Many MS patients discovered that one of the secrets to controlling symptoms relies on eating healthy. In the last decade, numerous physicians have touted the benefits of the Mediterranean Diet for its health benefits and sustainability.

Health care providers and patients alike relay the positive aspects of adopting the eating plan that studies claim improves overall health while reducing the risk of developing cardiovascular diseases. Mayo Clinic also reveals that while adhering to the healthier nutrition regimen, 1.5 million adults were able to greatly reduce the risk of developing cancer, Parkinson’s and Alzheimer’s disorders.

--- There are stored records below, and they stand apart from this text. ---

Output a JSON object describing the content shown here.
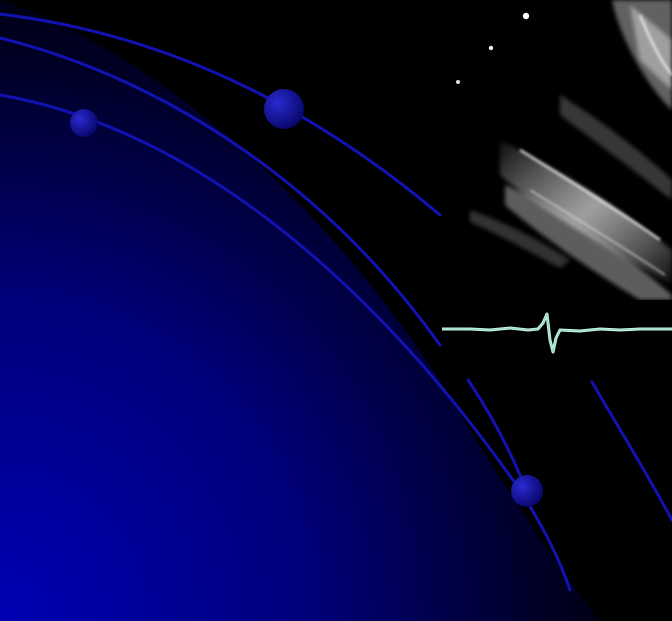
{
  "scene": {
    "description_labels": [],
    "colors": {
      "background": "#000000",
      "gradient_blue": "#0000a0",
      "line_blue": "#1010b0",
      "ecg_trace": "#bfeee0",
      "ultrasound_white": "#e6e6e6"
    },
    "elements": [
      "blue-gradient-arc",
      "orbit-lines",
      "orbit-spheres",
      "ultrasound-image",
      "ecg-trace",
      "star-dots"
    ]
  }
}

Origins of the Mediterranean Diet

Physicians claim that the diet essentially means making healthier food choices while incorporating food preparation methods similar to those used by cultures in the countries that lie along the Mediterranean Sea. The diet consists mainly of fruits and vegetables supplemented with pasta and rice. Rather than consuming processed foods made with trans fats, it suggests eating fresh foods prepared daily with olive oil. Whole grains replace partial or processed grains.

The many people that regularly consume the Mediterranean method of eating include those located in France, Greece, Italy, Morocco, Spain and Turkey along with individuals residing in Eastern and Middle Eastern regions. Their nutrition comes from foods derived from farms, gardens and the sea. Health care providers advise that these are some of the healthiest people on the planet.

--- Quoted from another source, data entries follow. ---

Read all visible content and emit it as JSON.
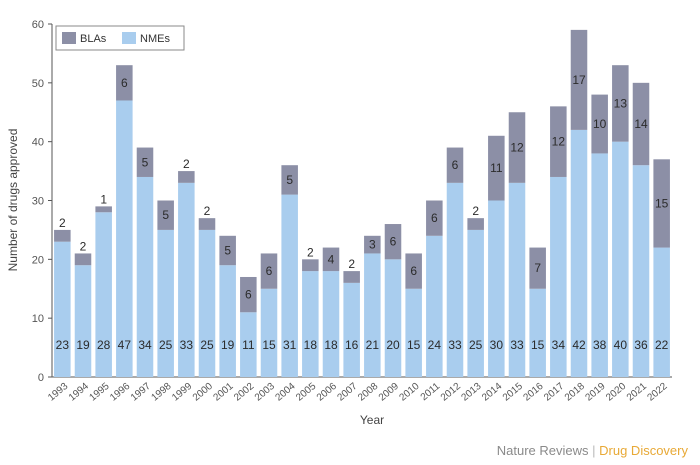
{
  "chart_data": {
    "type": "bar",
    "stacked": true,
    "xlabel": "Year",
    "ylabel": "Number of drugs approved",
    "ylim": [
      0,
      60
    ],
    "yticks": [
      0,
      10,
      20,
      30,
      40,
      50,
      60
    ],
    "grid": false,
    "legend": "top-left",
    "categories": [
      "1993",
      "1994",
      "1995",
      "1996",
      "1997",
      "1998",
      "1999",
      "2000",
      "2001",
      "2002",
      "2003",
      "2004",
      "2005",
      "2006",
      "2007",
      "2008",
      "2009",
      "2010",
      "2011",
      "2012",
      "2013",
      "2014",
      "2015",
      "2016",
      "2017",
      "2018",
      "2019",
      "2020",
      "2021",
      "2022"
    ],
    "series": [
      {
        "name": "NMEs",
        "color": "#a9cdee",
        "values": [
          23,
          19,
          28,
          47,
          34,
          25,
          33,
          25,
          19,
          11,
          15,
          31,
          18,
          18,
          16,
          21,
          20,
          15,
          24,
          33,
          25,
          30,
          33,
          15,
          34,
          42,
          38,
          40,
          36,
          22
        ]
      },
      {
        "name": "BLAs",
        "color": "#8c8fa6",
        "values": [
          2,
          2,
          1,
          6,
          5,
          5,
          2,
          2,
          5,
          6,
          6,
          5,
          2,
          4,
          2,
          3,
          6,
          6,
          6,
          6,
          2,
          11,
          12,
          7,
          12,
          17,
          10,
          13,
          14,
          15
        ]
      }
    ]
  },
  "credit": {
    "publisher": "Nature Reviews",
    "separator": "|",
    "journal": "Drug Discovery"
  }
}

For example, Greek citizens consume an average of nine servings of fresh fruits and vegetables daily. Red meat intake remains limited, while protein comes from chicken and fish. Instead of having hydrogenated oils and saturated fats, olive oil provides the fat source. Fast food restaurants remain virtually nonexistent in many areas. The people in Mediterranean countries also include red or white wine during most dinners.

The Mediterranean Diet Pyramid

The popularity and success of the diet led to the development of a Mediterranean Diet pyramid, which provides a bit of guidance. The base of the pyramid consists of foods derived from plants and includes fruits, vegetables, legumes and nuts along with whole grains.

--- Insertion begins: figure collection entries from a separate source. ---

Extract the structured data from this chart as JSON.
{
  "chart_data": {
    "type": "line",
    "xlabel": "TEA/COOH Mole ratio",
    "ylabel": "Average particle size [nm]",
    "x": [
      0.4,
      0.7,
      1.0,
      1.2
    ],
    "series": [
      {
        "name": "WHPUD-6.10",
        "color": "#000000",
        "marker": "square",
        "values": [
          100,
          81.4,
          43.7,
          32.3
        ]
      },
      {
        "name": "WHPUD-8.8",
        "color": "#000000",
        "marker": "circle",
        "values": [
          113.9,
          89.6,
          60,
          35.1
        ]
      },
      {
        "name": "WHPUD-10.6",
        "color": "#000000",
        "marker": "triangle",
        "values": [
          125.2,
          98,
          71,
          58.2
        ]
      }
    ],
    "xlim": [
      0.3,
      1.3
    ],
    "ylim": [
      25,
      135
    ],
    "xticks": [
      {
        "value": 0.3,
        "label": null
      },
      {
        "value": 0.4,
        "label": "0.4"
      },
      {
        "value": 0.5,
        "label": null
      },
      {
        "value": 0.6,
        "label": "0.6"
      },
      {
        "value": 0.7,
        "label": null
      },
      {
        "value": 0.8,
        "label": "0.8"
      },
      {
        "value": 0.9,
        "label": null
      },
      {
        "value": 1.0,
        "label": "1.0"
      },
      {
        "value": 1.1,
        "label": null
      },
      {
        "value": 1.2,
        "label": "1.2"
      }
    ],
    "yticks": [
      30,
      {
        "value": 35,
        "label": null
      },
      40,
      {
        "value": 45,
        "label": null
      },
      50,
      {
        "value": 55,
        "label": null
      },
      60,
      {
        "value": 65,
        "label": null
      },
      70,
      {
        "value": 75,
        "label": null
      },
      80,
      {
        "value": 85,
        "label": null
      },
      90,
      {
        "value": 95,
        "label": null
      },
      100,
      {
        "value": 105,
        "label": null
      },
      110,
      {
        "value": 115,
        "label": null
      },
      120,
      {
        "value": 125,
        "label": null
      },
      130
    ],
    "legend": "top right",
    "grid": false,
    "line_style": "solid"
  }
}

Olive oil also lies on this level. Use olive oil when baking, cooking, in salad dressings or drizzled over vegetables. These foods should form the basis and the majority of every meal.

Eat fish at least two times every week. Cheese, eggs, yogurt and poultry comprise the third level of the pyramid. Include moderate portions of these foods ranging from once a day to once a week. Choose low-fat versions of dairy products. The top of the structure includes red meats. Try to limit the intake of red meats and sweets to no more than three times per month.

Substitute herbs and spices for flavoring instead of salt. Limit alcohol consumption to two glasses per day for men and one glass per day for women. Individuals experience additional benefits when exercising at least three times per week.